In the example above, we:

 - Initialized an empty list (of lists) and assigned it to fruits.
 - Iterated over the keys of sample_dict and appended to fruits a list whose:
    - First element is the key from sample_dict.
    - Second element is the value corresponding to that key multiplied by ten.

**Let's use this format to create a list of lists containing the hours during which posts were created and the average number of comments those posts received.**

In [8]:
# result will be a list of lists in which the first element is the hour and the second element is the average number of comments per post.

avg_by_hour = []

for hour in counts_by_hour:
    avg_by_hour.append([hour, round(comments_by_hour[hour] / counts_by_hour[hour], 2)]) # extract total number of comments by hour and divide by extracted total number of posts per hour

print("Following list of lists displays the hour of the day, followed by the average number of comments an ask hn post gets in that hour")
print("\n")
print(avg_by_hour)

Following list of lists displays the hour of the day, followed by the average number of comments an ask hn post gets in that hour


[['02', 11.14], ['01', 7.41], ['22', 8.8], ['21', 8.69], ['19', 7.16], ['17', 9.45], ['15', 28.68], ['14', 9.69], ['13', 16.32], ['11', 8.96], ['10', 10.68], ['09', 6.65], ['07', 7.01], ['03', 7.95], ['23', 6.7], ['20', 8.75], ['16', 7.71], ['08', 9.19], ['00', 7.56], ['18', 7.94], ['12', 12.38], ['04', 9.71], ['06', 6.78], ['05', 8.79]]


Although we now have the results we need, this format makes it hard to identify the hours with the highest values.
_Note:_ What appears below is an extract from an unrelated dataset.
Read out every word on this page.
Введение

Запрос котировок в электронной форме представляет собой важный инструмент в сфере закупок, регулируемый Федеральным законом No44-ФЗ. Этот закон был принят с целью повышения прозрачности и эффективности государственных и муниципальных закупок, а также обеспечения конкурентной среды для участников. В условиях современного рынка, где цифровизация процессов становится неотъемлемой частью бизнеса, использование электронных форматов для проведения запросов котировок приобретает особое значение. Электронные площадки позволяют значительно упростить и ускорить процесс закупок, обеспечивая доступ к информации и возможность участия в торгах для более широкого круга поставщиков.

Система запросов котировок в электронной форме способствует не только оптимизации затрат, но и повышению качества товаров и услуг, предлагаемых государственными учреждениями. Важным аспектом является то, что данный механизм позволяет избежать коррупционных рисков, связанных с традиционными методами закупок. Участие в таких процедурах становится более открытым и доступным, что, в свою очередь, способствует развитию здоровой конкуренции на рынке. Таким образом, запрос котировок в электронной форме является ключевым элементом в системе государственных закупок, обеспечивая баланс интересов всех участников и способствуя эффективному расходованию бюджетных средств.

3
Let's finish by sorting the list of lists and printing the five highest values in a format that's easier to read.

In [9]:
swap_avg_by_hour = []

for row in avg_by_hour:
    swap_avg_by_hour.append([row[1], row[0]])

print("list of hour and average number of comments with swapped columns:")
print("\n")
print(swap_avg_by_hour)

sorted_swap = sorted(swap_avg_by_hour, reverse= True)
print("\n")
print("Sorted (desc):")
print(sorted_swap)
print("\n")

print("Top 5 Hours for Ask Posts Comments")

for row in sorted_swap[:5]:
    hour = dt.datetime.strptime(row[1], "%H")
    hour = hour.strftime("%H")
    average = row[0]
    template = "{hour}:00: {average:.2f} average comments per post".format(hour = hour, average = average)
    print(template)

list of hour and average number of comments with swapped columns:


[[11.14, '02'], [7.41, '01'], [8.8, '22'], [8.69, '21'], [7.16, '19'], [9.45, '17'], [28.68, '15'], [9.69, '14'], [16.32, '13'], [8.96, '11'], [10.68, '10'], [6.65, '09'], [7.01, '07'], [7.95, '03'], [6.7, '23'], [8.75, '20'], [7.71, '16'], [9.19, '08'], [7.56, '00'], [7.94, '18'], [12.38, '12'], [9.71, '04'], [6.78, '06'], [8.79, '05']]


Sorted (desc):
[[28.68, '15'], [16.32, '13'], [12.38, '12'], [11.14, '02'], [10.68, '10'], [9.71, '04'], [9.69, '14'], [9.45, '17'], [9.19, '08'], [8.96, '11'], [8.8, '22'], [8.79, '05'], [8.75, '20'], [8.69, '21'], [7.95, '03'], [7.94, '18'], [7.71, '16'], [7.56, '00'], [7.41, '01'], [7.16, '19'], [7.01, '07'], [6.78, '06'], [6.7, '23'], [6.65, '09']]


Top 5 Hours for Ask Posts Comments
15:00: 28.68 average comments per post
13:00: 16.32 average comments per post
12:00: 12.38 average comments per post
02:00: 11.14 average comments per post
10:00: 10.68 average comments per post


**Conclusion**

**On average, the most number of comments relating to Ask HN are posted at 3pm.** Therefore, if we were to recommend a time to post an Ask HN with the aim of receiving maximum number of comments, it would be then!